The ransom note also instructs victims on how to purchase bitcoins, and how to use them to pay their attacker. Like all Bitcoin transactions, the ransom payments happen in plain sight and the inflows and outflows of cash can be easily observed.
So how is it that Sam and other cybercriminals can operate out in the open, talking to victims on public websites and exchanging money in plain sight, and yet evade capture, and is there anything that can be done about it?
Sam demands ransoms be paid in Bitcoin, the world’s favourite cryptocurrency.
The trust that people have in Bitcoin comes from its reliability, which stems from the way it stores data in public, in a database called a blockchain. Anyone can own a copy of Bitcoin’s blockchain, for free, and anyone can view the transactions stored inside it using software, or websites like blockchain.com.
On the Bitcoin blockchain, users are represented by one or more addresses – strings of letters and numbers between 26 and 35 characters long. Observers can see how much money has been sent from one address to another and when, but the Bitcoin blockchain has no record of who owns what address, or how many addresses they own.
Sam has used Bitcoin since SamSam first appeared. In the beginning, the addresses the ransoms were paid to changed regularly but as time has passed, perhaps reflecting Sam’s increasing confidence, they’ve changed less and less.
There are limits to what a pocketful of bitcoins will get you though, and sooner or later they have to be traded for something such as cash, or goods and services, and that can create a link between a pseudonymous Bitcoin address and a real person. Online currency exchanges may want an ID or record an IP address, for example, and goods bought online have to be delivered to an address.
Any such link is of course of enormous interest to law enforcement.
Sam shows an awareness of these risks by using so-called tumblers (a form of Bitcoin money laundering), and in the advice the ransom notes offers to victims about how to purchase bitcoins anonymously:
We advice you to buy Bitcoin with Cash Deposit or WesternUnion from https://localbitcoins.com or https://coincafe.com/buybitcoinswestern.php because they don't need any verification and send your Bitcoin quickly.
Bitcoin’s transparency is its strength but it is also, increasingly, a weakness. Bitcoin’s blockchain is the very definition of “Big Data” and as any regular reader of Naked Security will tell you, large collections of anonymous data are often far more than the sum of their parts.

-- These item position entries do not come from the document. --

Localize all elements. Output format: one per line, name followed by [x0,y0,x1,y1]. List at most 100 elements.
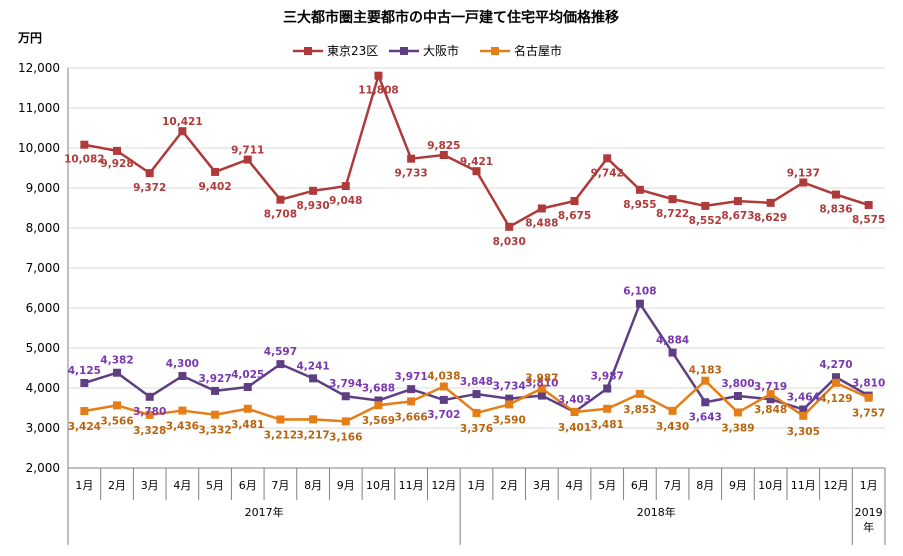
data-label: 3,166 [329,431,362,443]
x-tick-label: 4月 [566,479,584,492]
y-tick-label: 4,000 [26,381,60,395]
data-label: 8,836 [819,204,852,216]
data-label: 3,217 [296,429,329,441]
legend-marker-2 [491,47,499,55]
data-label: 3,403 [558,394,591,406]
x-tick-label: 11月 [399,479,424,492]
data-label: 10,082 [64,154,105,166]
data-label: 3,212 [264,430,297,442]
series-2-marker [635,389,644,398]
data-label: 9,711 [231,145,264,157]
data-label: 4,125 [68,365,101,377]
series-0-marker [570,197,579,205]
x-tick-label: 10月 [758,479,783,492]
x-tick-label: 5月 [206,479,224,492]
data-label: 3,734 [493,381,526,393]
data-label: 4,038 [427,370,460,382]
x-tick-label: 7月 [271,479,289,492]
series-0-marker [505,222,514,231]
axes: 2,000 3,000 4,000 5,000 6,000 7,000 8,000 9,000… [18,61,886,545]
year-label: 2019 [855,506,883,519]
series-1-marker [766,395,775,404]
y-tick-label: 11,000 [18,101,60,115]
series-0-marker [243,155,252,164]
series-0-marker [635,185,644,194]
year-label: 年 [863,520,874,534]
series-2-marker [243,404,252,413]
y-tick-label: 6,000 [26,301,60,315]
data-label: 3,376 [460,423,493,435]
series-2-marker [211,410,220,419]
data-label: 6,108 [623,286,656,298]
data-label: 8,575 [852,214,885,226]
x-tick-label: 5月 [598,479,616,492]
series-2-marker [570,407,579,416]
x-tick-label: 2月 [108,479,126,492]
series-2-marker [472,408,481,417]
year-label: 2017年 [245,505,284,519]
data-label: 8,629 [754,212,787,224]
x-tick-label: 8月 [304,479,322,492]
data-label: 9,372 [133,182,166,194]
data-label: 8,675 [558,210,591,222]
series-0-marker [407,154,416,163]
unit-label: 万円 [17,31,42,45]
series-0-marker [831,190,840,199]
data-label: 4,241 [296,360,329,372]
series-0-marker [309,186,318,195]
series-2-marker [766,390,775,399]
x-tick-label: 12月 [431,479,456,492]
series-1-marker [309,374,318,383]
y-tick-label: 8,000 [26,221,60,235]
series-2-marker [309,415,318,424]
x-tick-label: 7月 [664,479,682,492]
x-tick-label: 4月 [173,479,191,492]
y-tick-label: 5,000 [26,341,60,355]
legend-marker-0 [304,47,312,55]
series-0-marker [537,204,546,213]
data-label: 3,810 [852,378,885,390]
x-tick-label: 9月 [729,479,747,492]
series-1-marker [668,348,677,357]
x-tick-label: 3月 [141,479,159,492]
data-label: 8,488 [525,217,558,229]
series-2-marker [80,407,89,416]
data-label: 8,673 [721,210,754,222]
data-label: 4,183 [689,365,722,377]
series-0-marker [799,178,808,187]
x-tick-label: 2月 [500,479,518,492]
x-tick-label: 10月 [366,479,391,492]
data-label: 3,436 [166,421,199,433]
series-2-marker [603,404,612,413]
series-2-marker [178,406,187,415]
data-label: 8,955 [623,199,656,211]
data-label: 9,825 [427,140,460,152]
data-label: 3,430 [656,421,689,433]
series-2-marker [276,415,285,424]
series-1-marker [243,383,252,391]
series-1-marker [472,390,481,399]
data-label: 3,987 [525,373,558,385]
series-2-marker [668,406,677,415]
series-1-marker [211,386,220,395]
legend-marker-1 [400,47,408,55]
series-2-marker [145,410,154,419]
series-0-marker [864,201,873,209]
data-label: 3,481 [231,419,264,431]
series-1-marker [701,398,710,407]
data-label: 4,025 [231,369,264,381]
data-label: 4,382 [100,355,133,367]
series-0-marker [733,197,742,206]
series-0-marker [276,195,285,204]
data-label: 8,930 [296,200,329,212]
data-label: 3,688 [362,382,395,394]
data-label: 3,590 [493,414,526,426]
series-2-marker [864,393,873,402]
x-tick-label: 3月 [533,479,551,492]
data-label: 3,800 [721,378,754,390]
series-2-marker [113,401,122,410]
series-1-marker [276,360,285,369]
data-label: 3,569 [362,415,395,427]
data-label: 3,332 [198,425,231,437]
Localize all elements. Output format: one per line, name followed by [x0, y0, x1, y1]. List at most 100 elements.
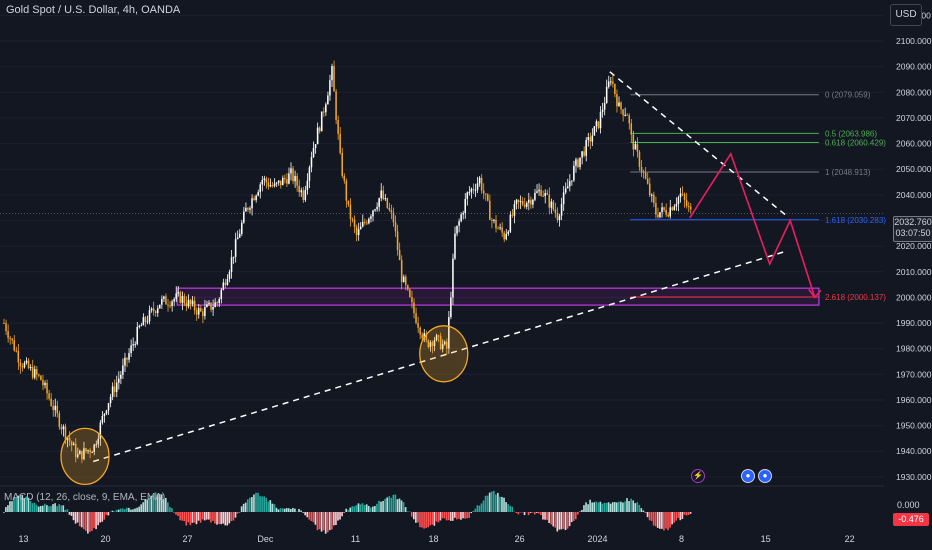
candle-body: [105, 410, 108, 414]
candle-body: [146, 321, 149, 323]
candle-body: [487, 194, 489, 201]
lightning-icon[interactable]: ⚡: [691, 469, 705, 483]
candle-body: [638, 151, 641, 167]
macd-bar: [35, 504, 38, 512]
macd-bar: [601, 503, 604, 512]
macd-bar: [146, 499, 149, 512]
macd-bar: [550, 512, 552, 525]
macd-bar: [384, 498, 386, 512]
price-tick-label: 1970.000: [896, 369, 932, 379]
candle-body: [466, 192, 469, 200]
candle-body: [42, 380, 44, 386]
macd-bar: [618, 501, 620, 512]
macd-bar: [646, 512, 649, 518]
time-axis[interactable]: 13 20 27 Dec 11 18 26 2024 8 15 22: [18, 534, 854, 544]
macd-bar: [386, 497, 388, 512]
candle-body: [109, 396, 112, 404]
candle-body: [409, 289, 411, 297]
candle-body: [630, 123, 633, 135]
macd-bar: [56, 506, 58, 512]
macd-bar: [199, 512, 202, 523]
macd-bar: [115, 509, 118, 512]
macd-bar: [150, 495, 153, 512]
candle-body: [497, 228, 499, 230]
candle-body: [257, 192, 259, 196]
candle-body: [474, 189, 477, 191]
macd-bar: [689, 512, 692, 514]
candle-body: [3, 323, 5, 325]
candle-body: [421, 334, 423, 339]
candle-body: [323, 111, 325, 113]
macd-bar: [548, 512, 550, 524]
macd-bar: [490, 491, 493, 512]
macd-bar: [60, 505, 63, 512]
currency-button[interactable]: USD: [890, 4, 922, 26]
candle-body: [60, 427, 63, 430]
candle-body: [159, 304, 161, 309]
price-tick-label: 1930.000: [896, 472, 932, 482]
macd-bar: [89, 512, 91, 532]
candle-body: [27, 360, 30, 369]
descending-trendline: [609, 71, 787, 216]
us-flag-icon[interactable]: ●: [758, 469, 772, 483]
macd-bar: [85, 512, 87, 531]
macd-bar: [197, 512, 200, 521]
candle-body: [673, 206, 676, 211]
macd-bar: [310, 512, 313, 522]
time-tick-label: Dec: [257, 534, 274, 544]
candle-body: [519, 201, 522, 203]
macd-bar: [80, 512, 83, 528]
price-tick-label: 1960.000: [896, 395, 932, 405]
price-axis[interactable]: 2110.0002100.0002090.0002080.0002070.000…: [896, 10, 932, 481]
candle-body: [478, 177, 481, 184]
macd-bar: [304, 512, 306, 516]
macd-bar: [527, 512, 530, 516]
macd-bar: [74, 512, 77, 524]
candle-body: [54, 405, 56, 411]
macd-bar: [171, 508, 173, 512]
macd-bar: [417, 512, 419, 523]
time-tick-label: 8: [679, 534, 684, 544]
candle-body: [228, 271, 231, 279]
macd-legend[interactable]: MACD (12, 26, close, 9, EMA, EMA): [4, 492, 166, 503]
candle-body: [179, 292, 182, 303]
macd-bar: [228, 512, 231, 524]
candle-body: [310, 157, 313, 168]
macd-bar: [15, 497, 17, 512]
candle-body: [511, 214, 514, 216]
candle-body: [685, 200, 688, 207]
candle-body: [99, 422, 102, 439]
candle-body: [144, 317, 147, 322]
candle-body: [509, 214, 512, 232]
price-tick-label: 2080.000: [896, 87, 932, 97]
candle-body: [255, 195, 257, 201]
candle-body: [376, 206, 378, 210]
candle-body: [429, 342, 432, 348]
macd-bar: [29, 501, 32, 512]
candle-body: [298, 185, 300, 193]
candle-body: [587, 137, 589, 140]
macd-bar: [320, 512, 323, 532]
macd-bar: [314, 512, 317, 525]
macd-bar: [675, 512, 678, 521]
candle-body: [337, 120, 339, 134]
macd-bar: [523, 512, 526, 516]
macd-bar: [312, 512, 315, 523]
candle-body: [327, 95, 329, 105]
macd-bar: [579, 511, 581, 512]
macd-bar: [128, 507, 130, 512]
macd-bar: [480, 503, 483, 512]
us-flag-icon[interactable]: ●: [741, 469, 755, 483]
candle-body: [320, 111, 323, 132]
candle-body: [200, 308, 202, 312]
candle-body: [183, 296, 186, 304]
candle-body: [468, 192, 471, 194]
candle-body: [364, 221, 366, 223]
candle-body: [505, 233, 507, 240]
candle-body: [17, 351, 20, 363]
macd-bar: [78, 512, 81, 527]
candle-body: [683, 194, 686, 201]
candle-body: [74, 443, 77, 457]
candle-body: [569, 181, 571, 187]
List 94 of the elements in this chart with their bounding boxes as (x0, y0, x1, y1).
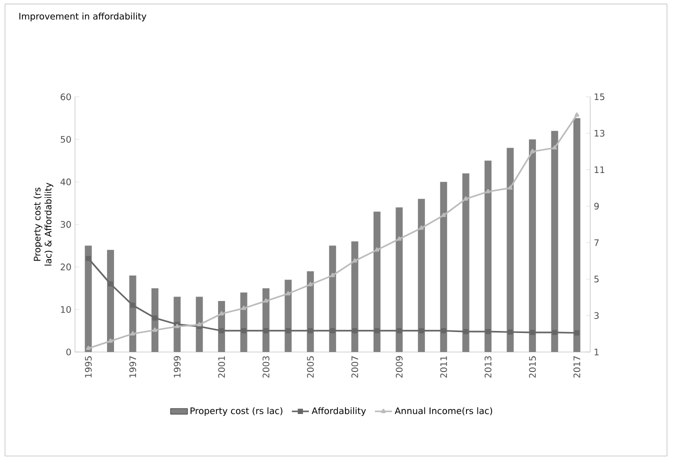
bar (84, 246, 92, 352)
bar (551, 130, 558, 352)
y2-tick-label: 1 (594, 348, 599, 356)
point (152, 315, 158, 321)
point (264, 298, 268, 303)
point (574, 330, 580, 336)
chart-title: Improvement in affordability (19, 12, 146, 22)
x-tick-label: 1997 (129, 356, 136, 378)
point (263, 328, 269, 334)
point (441, 328, 446, 334)
y-axis-title: Property cost (rs lac) & Affordability (34, 182, 54, 266)
point (108, 338, 113, 343)
point (441, 212, 446, 217)
bar (573, 118, 580, 352)
y-tick-label: 30 (60, 221, 71, 228)
point (418, 328, 424, 334)
bar (440, 182, 448, 352)
x-tick-label: 2009 (396, 356, 403, 378)
y-tick-label: 10 (61, 306, 71, 313)
point (374, 328, 380, 334)
x-tick-label: 2015 (529, 356, 536, 378)
point (197, 322, 202, 326)
y2-tick-label: 3 (594, 312, 599, 319)
point (374, 247, 380, 252)
x-tick-label: 2011 (440, 356, 448, 378)
point (396, 328, 402, 334)
point (508, 329, 513, 335)
y2-tick-label: 13 (594, 130, 604, 137)
point (86, 346, 91, 350)
point (486, 189, 490, 194)
y-tick-label: 20 (60, 264, 71, 270)
point (241, 328, 246, 334)
bar (129, 275, 136, 352)
point (308, 282, 313, 286)
x-tick-label: 2013 (484, 356, 492, 378)
bar (528, 139, 536, 352)
point (396, 236, 402, 241)
bar (462, 173, 470, 352)
point (552, 330, 558, 336)
point (574, 112, 580, 117)
bar (506, 148, 514, 352)
point (218, 328, 224, 334)
point (86, 256, 91, 262)
point (352, 328, 358, 334)
point (286, 328, 291, 334)
bar (329, 246, 336, 352)
bar (351, 241, 358, 352)
bar (374, 212, 380, 352)
y-tick-label: 0 (66, 348, 71, 356)
x-tick-label: 2001 (218, 356, 225, 378)
y-tick-label: 40 (60, 178, 71, 186)
point (241, 306, 246, 310)
point (130, 302, 136, 308)
point (419, 225, 424, 230)
y2-tick-label: 5 (594, 276, 599, 282)
point (530, 148, 535, 154)
point (485, 328, 491, 334)
bar (151, 288, 158, 352)
y2-tick-label: 7 (594, 239, 599, 246)
x-tick-label: 2007 (351, 356, 358, 378)
point (130, 331, 136, 336)
bar (418, 198, 425, 352)
y2-tick-label: 15 (594, 94, 604, 100)
point (552, 145, 557, 150)
x-tick-label: 2017 (573, 356, 580, 378)
point (463, 196, 468, 201)
legend-label: Property cost (rs lac) (190, 407, 282, 416)
point (330, 272, 335, 278)
point (108, 281, 114, 287)
x-tick-label: 2003 (262, 356, 270, 378)
x-tick-label: 2005 (306, 356, 314, 378)
legend-label: Annual Income(rs lac) (394, 407, 492, 416)
point (286, 291, 291, 296)
point (508, 185, 513, 190)
bar (196, 296, 203, 352)
bar (396, 207, 403, 352)
x-tick-label: 1999 (174, 356, 181, 378)
point (330, 328, 336, 334)
point (530, 330, 536, 336)
bar (306, 271, 314, 352)
y-tick-label: 60 (60, 93, 71, 100)
point (152, 328, 158, 332)
y2-tick-label: 9 (594, 202, 599, 210)
point (463, 328, 468, 334)
point (219, 311, 224, 316)
point (308, 328, 313, 334)
bar (107, 250, 114, 352)
point (352, 258, 358, 263)
bar (284, 280, 292, 352)
bar (484, 160, 492, 352)
y2-tick-label: 11 (594, 166, 604, 174)
x-tick-label: 1995 (84, 356, 92, 378)
legend-label: Affordability (312, 407, 366, 416)
y-tick-label: 50 (60, 136, 71, 143)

For its investigation into SamSam, Sophos partnered with Neutrino, a company that specialises in crunching the numbers in the Big Data that cryptocurrencies create. Using its proprietary tech, Neutrino was able to validate suspected SamSam transactions and identify many more SamSam payments than were previously known, leading Sophos to new victims and new insights about how SamSam attacks unfold.
As a result of Neutrino’s digging, Sophos has been able to revise the previous best guess of how much money Sam has made from around $1 million to just over $6 million. It has also been able to use information gathered from previously unknown victims discovered through blockchain transactions to improve the protection against ransomware it provides.
And there’s every reason to expect more insight will be possible in future. Historical transactions are entombed in the Bitcoin blockchain forever, at the mercy of researchers and unaffected by upgrades or improvements in cybercriminals’ operational security.
As an example of how far that Big Data analysis can go, researchers recently succeeded in stripping away key privacy protections from Monero, a blockchain-based cryptocurrency that’s designed to offer more anonymity than Bitcoin.